I haven't read the book; I have only been reading about it. Since it came out in 1992 it has been hailed as a "post-Cold War classic", even by those who disagree with it and by those who like to think they have penned similar 'classics' (such as Samuel Huntington and Thomas Friedman).

My knowledge of the book till now rested only on the reviews I had read. All of them had merely talked about the central thesis of the book - that human history has come to an 'end', with democracy and free market as the supreme political and economic systems. Recently I read the essay that gave birth to the book and the introduction to the book. I was astounded to find out that the reviews had forgotten to mention a very basic point - that Fukuyama's entire argument rests on Hegel's theory of history. The good professor is a Hegelian!

I am still coming to terms with this. A book based on GWF's philosophy becomes a bestseller in America? Since when did German idealism become cool in the English speaking world?

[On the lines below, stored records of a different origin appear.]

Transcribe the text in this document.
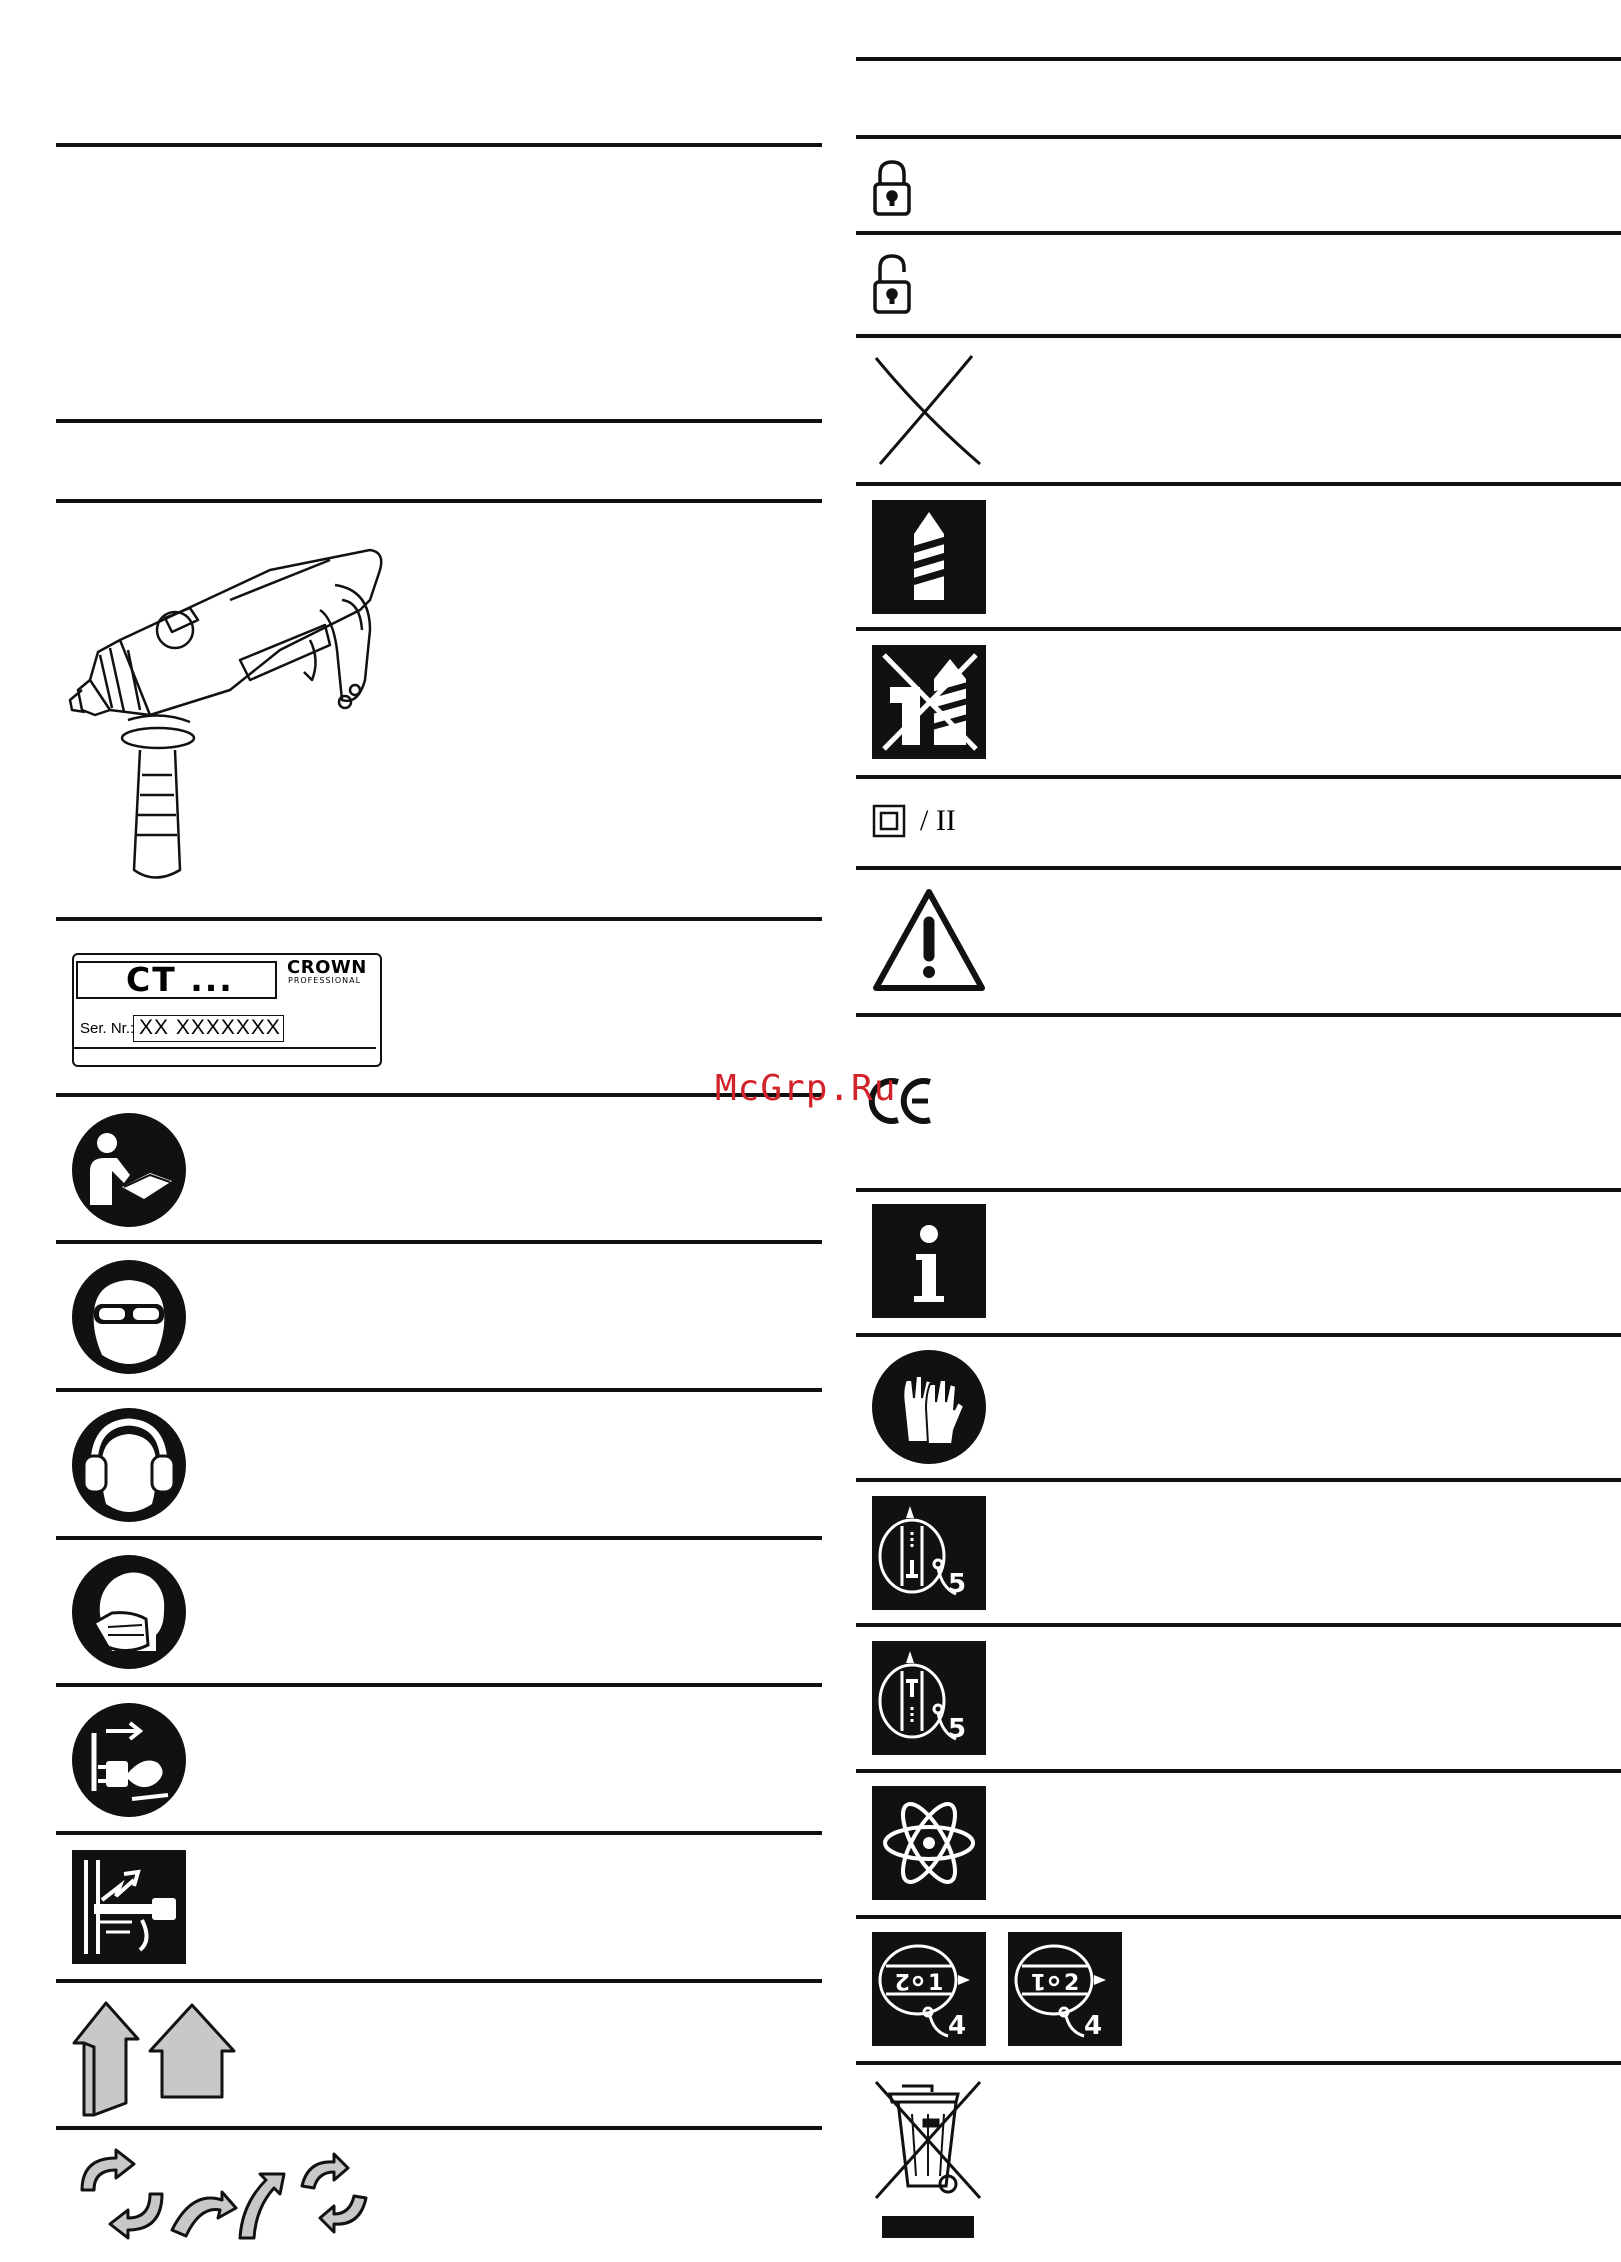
CT ...	CROWN
PROFESSIONAL
Ser. Nr.: XX XXXXXXX
/ II
McGrp.Ru
5
5
2 1
4
1 2
4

Anyway, has history really come to an 'end'? I don't have the qualifications or the knowledge needed to tear this theory apart. Wiser men have done it. I would only say that it is arrogant and presumptuous to think we have ended history. Every generation must have felt the same way - that they had ended history by evolving the perfect political, economic and social systems, with no 'contradictions' left to 'resolve'. A man like Fukuyama would have written a book like this even if he had lived in 4th century Pataliputra, 7th century Xian or 19th century London. And yet, history keeps marching.